A statically compiled variant of Ruby is now available for building applications that target iOS devices. Known as RubyMotion, this language and tool chain from HipByte fully conforms to Apple’s App Store guidelines. In order to do this they had to eliminate any sort of JIT-compiler or interpretation, which some Ruby developers may find limiting.
The tooling support is rather weak. RubyMotion does not have any IDE support. HipByte expects developers to their own text editor and the command-line terminal for most of their development tasks.
On the runtime-side the story is much better. RubyMotion fully supports multi-threaded programming without the inconvenience of a global interpreter lock. It even has an interface for Grand Central Dispatch, Apple’s task-based library for concurrent and parallel programming. Like Ruby itself, memory is managed by the runtime yet developers still have access to native and 3rd party Objective-C libraries. Supposedly this is done “very naturally at no performance expense”. Contrast this with Mono for Android, which often has to marshal objects between the Mono and Dalvik runtimes.

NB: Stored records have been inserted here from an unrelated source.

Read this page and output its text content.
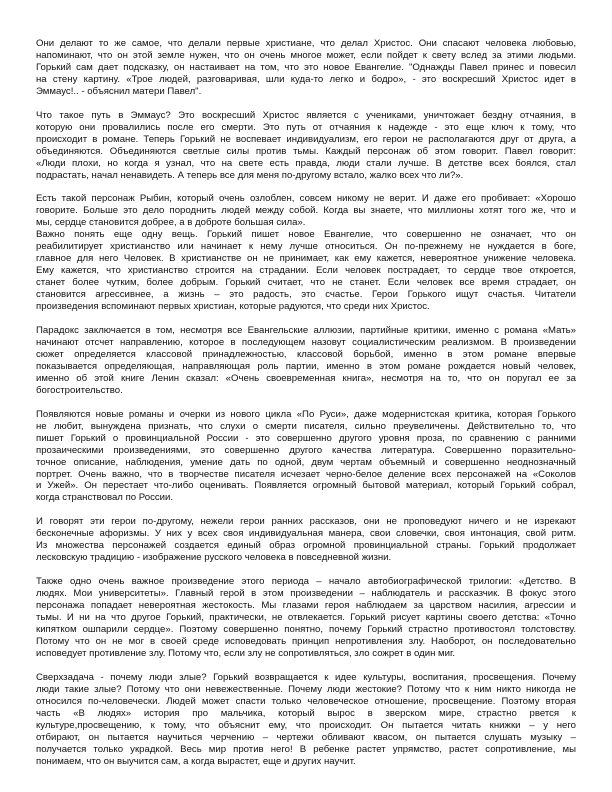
Они делают то же самое, что делали первые христиане, что делал Христос. Они спасают человека любовью,
напоминают, что он этой земле нужен, что он очень многое может, если пойдет к свету вслед за этими людьми.
Горький сам дает подсказку, он настаивает на том, что это новое Евангелие. "Однажды Павел принес и повесил
на стену картину. «Трое людей, разговаривая, шли куда-то легко и бодро», - это воскресший Христос идет в
Эммаус!.. - объяснил матери Павел".
Что такое путь в Эммаус? Это воскресший Христос является с учениками, уничтожает бездну отчаяния, в
которую они провалились после его смерти. Это путь от отчаяния к надежде - это еще ключ к тому, что
происходит в романе. Теперь Горький не воспевает индивидуализм, его герои не располагаются друг от друга, а
объединяются. Объединяются светлые силы против тьмы. Каждый персонаж об этом говорит. Павел говорит:
«Люди плохи, но когда я узнал, что на свете есть правда, люди стали лучше. В детстве всех боялся, стал
подрастать, начал ненавидеть. А теперь все для меня по-другому встало, жалко всех что ли?».
Есть такой персонаж Рыбин, который очень озлоблен, совсем никому не верит. И даже его пробивает: «Хорошо
говорите. Больше это дело породнить людей между собой. Когда вы знаете, что миллионы хотят того же, что и
мы, сердце становится добрее, а в доброте большая сила».
Важно понять еще одну вещь. Горький пишет новое Евангелие, что совершенно не означает, что он
реабилитирует христианство или начинает к нему лучше относиться. Он по-прежнему не нуждается в боге,
главное для него Человек. В христианстве он не принимает, как ему кажется, невероятное унижение человека.
Ему кажется, что христианство строится на страдании. Если человек пострадает, то сердце твое откроется,
станет более чутким, более добрым. Горький считает, что не станет. Если человек все время страдает, он
становится агрессивнее, а жизнь – это радость, это счастье. Герои Горького ищут счастья. Читатели
произведения вспоминают первых христиан, которые радуются, что среди них Христос.
Парадокс заключается в том, несмотря все Евангельские аллюзии, партийные критики, именно с романа «Мать»
начинают отсчет направлению, которое в последующем назовут социалистическим реализмом. В произведении
сюжет определяется классовой принадлежностью, классовой борьбой, именно в этом романе впервые
показывается определяющая, направляющая роль партии, именно в этом романе рождается новый человек,
именно об этой книге Ленин сказал: «Очень своевременная книга», несмотря на то, что он поругал ее за
богостроительство.
Появляются новые романы и очерки из нового цикла «По Руси», даже модернистская критика, которая Горького
не любит, вынуждена признать, что слухи о смерти писателя, сильно преувеличены. Действительно то, что
пишет Горький о провинциальной России - это совершенно другого уровня проза, по сравнению с ранними
прозаическими произведениями, это совершенно другого качества литература. Совершенно поразительно-
точное описание, наблюдения, умение дать по одной, двум чертам объемный и совершенно неоднозначный
портрет. Очень важно, что в творчестве писателя исчезает черно-белое деление всех персонажей на «Соколов
и Ужей». Он перестает что-либо оценивать. Появляется огромный бытовой материал, который Горький собрал,
когда странствовал по России.
И говорят эти герои по-другому, нежели герои ранних рассказов, они не проповедуют ничего и не изрекают
бесконечные афоризмы. У них у всех своя индивидуальная манера, свои словечки, своя интонация, свой ритм.
Из множества персонажей создается единый образ огромной провинциальной страны. Горький продолжает
лесковскую традицию - изображение русского человека в повседневной жизни.
Также одно очень важное произведение этого периода – начало автобиографической трилогии: «Детство. В
людях. Мои университеты». Главный герой в этом произведении – наблюдатель и рассказчик. В фокус этого
персонажа попадает невероятная жестокость. Мы глазами героя наблюдаем за царством насилия, агрессии и
тьмы. И ни на что другое Горький, практически, не отвлекается. Горький рисует картины своего детства: «Точно
кипятком ошпарили сердце». Поэтому совершенно понятно, почему Горький страстно противостоял толстовству.
Потому что он не мог в своей среде исповедовать принцип непротивления злу. Наоборот, он последовательно
исповедует противление злу. Потому что, если злу не сопротивляться, зло сожрет в один миг.
Сверхзадача - почему люди злые? Горький возвращается к идее культуры, воспитания, просвещения. Почему
люди такие злые? Потому что они невежественные. Почему люди жестокие? Потому что к ним никто никогда не
относился по-человечески. Людей может спасти только человеческое отношение, просвещение. Поэтому вторая
часть «В людях» история про мальчика, который вырос в зверском мире, страстно рвется к
культуре,просвещению, к тому, что объяснит ему, что происходит. Он пытается читать книжки – у него
отбирают, он пытается научиться черчению – чертежи обливают квасом, он пытается слушать музыку –
получается только украдкой. Весь мир против него! В ребенке растет упрямство, растет сопротивление, мы
понимаем, что он выучится сам, а когда вырастет, еще и других научит.
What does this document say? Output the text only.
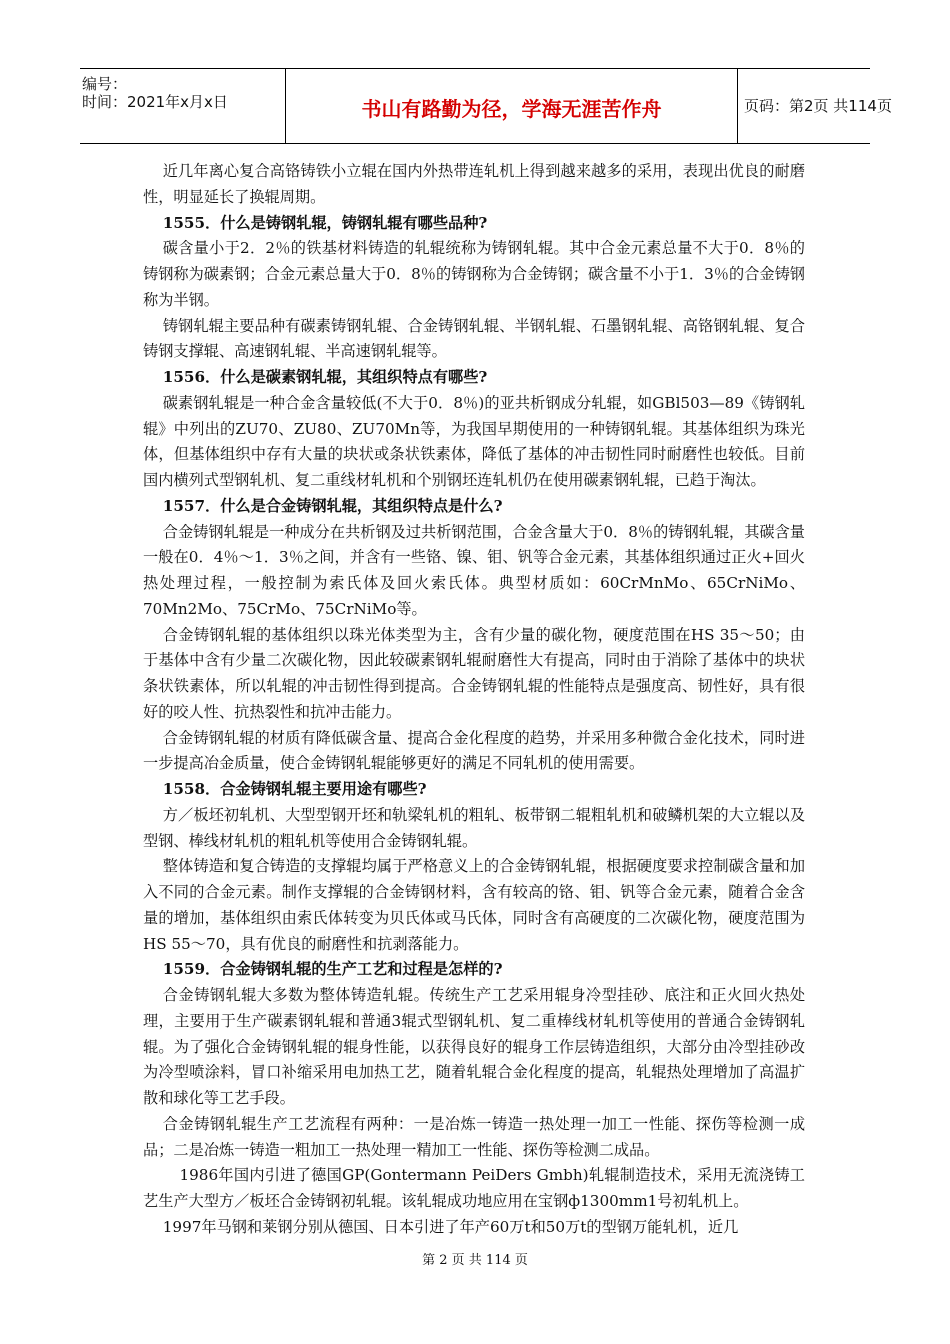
编号：
时间：2021年x月x日	书山有路勤为径，学海无涯苦作舟	页码：第2页 共114页

近几年离心复合高铬铸铁小立辊在国内外热带连轧机上得到越来越多的采用，表现出优良的耐磨性，明显延长了换辊周期。

1555．什么是铸钢轧辊，铸钢轧辊有哪些品种?

碳含量小于2．2％的铁基材料铸造的轧辊统称为铸钢轧辊。其中合金元素总量不大于0．8％的铸钢称为碳素钢；合金元素总量大于0．8％的铸钢称为合金铸钢；碳含量不小于1．3％的合金铸钢称为半钢。

铸钢轧辊主要品种有碳素铸钢轧辊、合金铸钢轧辊、半钢轧辊、石墨钢轧辊、高铬钢轧辊、复合铸钢支撑辊、高速钢轧辊、半高速钢轧辊等。

1556．什么是碳素钢轧辊，其组织特点有哪些?

碳素钢轧辊是一种合金含量较低(不大于0．8％)的亚共析钢成分轧辊，如GBl503—89《铸钢轧辊》中列出的ZU70、ZU80、ZU70Mn等，为我国早期使用的一种铸钢轧辊。其基体组织为珠光体，但基体组织中存有大量的块状或条状铁素体，降低了基体的冲击韧性同时耐磨性也较低。目前国内横列式型钢轧机、复二重线材轧机和个别钢坯连轧机仍在使用碳素钢轧辊，已趋于淘汰。

1557．什么是合金铸钢轧辊，其组织特点是什么?

合金铸钢轧辊是一种成分在共析钢及过共析钢范围，合金含量大于0．8％的铸钢轧辊，其碳含量一般在0．4％～1．3％之间，并含有一些铬、镍、钼、钒等合金元素，其基体组织通过正火+回火热处理过程，一般控制为索氏体及回火索氏体。典型材质如：60CrMnMo、65CrNiMo、70Mn2Mo、75CrMo、75CrNiMo等。

合金铸钢轧辊的基体组织以珠光体类型为主，含有少量的碳化物，硬度范围在HS 35～50；由于基体中含有少量二次碳化物，因此较碳素钢轧辊耐磨性大有提高，同时由于消除了基体中的块状条状铁素体，所以轧辊的冲击韧性得到提高。合金铸钢轧辊的性能特点是强度高、韧性好，具有很好的咬人性、抗热裂性和抗冲击能力。

合金铸钢轧辊的材质有降低碳含量、提高合金化程度的趋势，并采用多种微合金化技术，同时进一步提高冶金质量，使合金铸钢轧辊能够更好的满足不同轧机的使用需要。

1558．合金铸钢轧辊主要用途有哪些?

方／板坯初轧机、大型型钢开坯和轨梁轧机的粗轧、板带钢二辊粗轧机和破鳞机架的大立辊以及型钢、棒线材轧机的粗轧机等使用合金铸钢轧辊。

整体铸造和复合铸造的支撑辊均属于严格意义上的合金铸钢轧辊，根据硬度要求控制碳含量和加入不同的合金元素。制作支撑辊的合金铸钢材料，含有较高的铬、钼、钒等合金元素，随着合金含量的增加，基体组织由索氏体转变为贝氏体或马氏体，同时含有高硬度的二次碳化物，硬度范围为HS 55～70，具有优良的耐磨性和抗剥落能力。

1559．合金铸钢轧辊的生产工艺和过程是怎样的?

合金铸钢轧辊大多数为整体铸造轧辊。传统生产工艺采用辊身冷型挂砂、底注和正火回火热处理，主要用于生产碳素钢轧辊和普通3辊式型钢轧机、复二重棒线材轧机等使用的普通合金铸钢轧辊。为了强化合金铸钢轧辊的辊身性能，以获得良好的辊身工作层铸造组织，大部分由冷型挂砂改为冷型喷涂料，冒口补缩采用电加热工艺，随着轧辊合金化程度的提高，轧辊热处理增加了高温扩散和球化等工艺手段。

合金铸钢轧辊生产工艺流程有两种：一是冶炼一铸造一热处理一加工一性能、探伤等检测一成品；二是冶炼一铸造一粗加工一热处理一精加工一性能、探伤等检测二成品。

1986年国内引进了德国GP(Gontermann PeiDers Gmbh)轧辊制造技术，采用无流浇铸工艺生产大型方／板坯合金铸钢初轧辊。该轧辊成功地应用在宝钢ф1300mm1号初轧机上。

1997年马钢和莱钢分别从德国、日本引进了年产60万t和50万t的型钢万能轧机，近几

第 2 页 共 114 页
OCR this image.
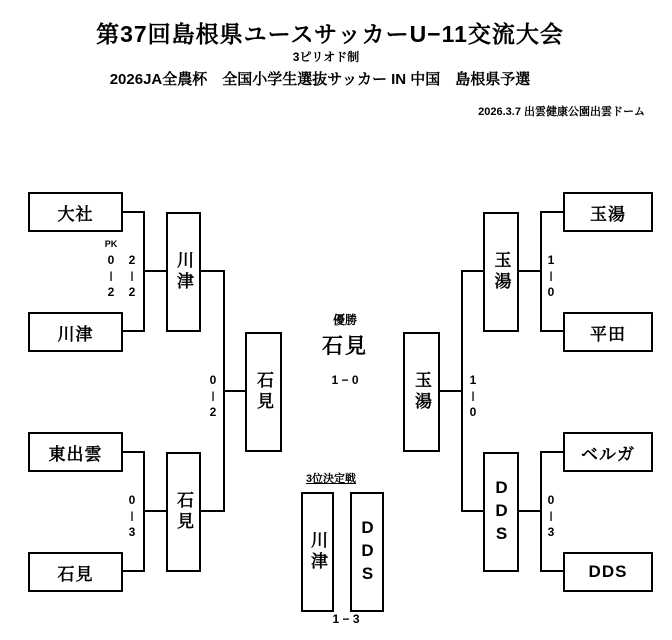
第37回島根県ユースサッカーU−11交流大会
3ピリオド制
2026JA全農杯　全国小学生選抜サッカー IN 中国　島根県予選
2026.3.7 出雲健康公園出雲ドーム
大社
川津
東出雲
石見
玉湯
平田
ベルガ
DDS
川津
石見
玉湯
DDS
石見	玉湯
PK
0
|
2
2
|
2
0
|
3
0
|
2
1
|
0
0
|
3
1
|
0
優勝
石見
1 − 0
3位決定戦
川津 DDS
1 − 3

Much of RubyMotion is based in part on MacRuby. MacRuby is a four year-old project to offer Ruby 1.9 on top of the OS X and Objective-C. The last release was in March of 2011 and tagged version 0.10, suggesting that it isn’t progressing as quickly as they would like. “MacRuby is copyrighted free software by the MacRuby team and covered by the terms of the Ruby license.”
RubyMotion itself is not an open source project. It retails for $200 per developer with no royalties or other licensing fees. The retail price includes one year of updates, making it essentially a subscription that should be renewed on a yearly basis.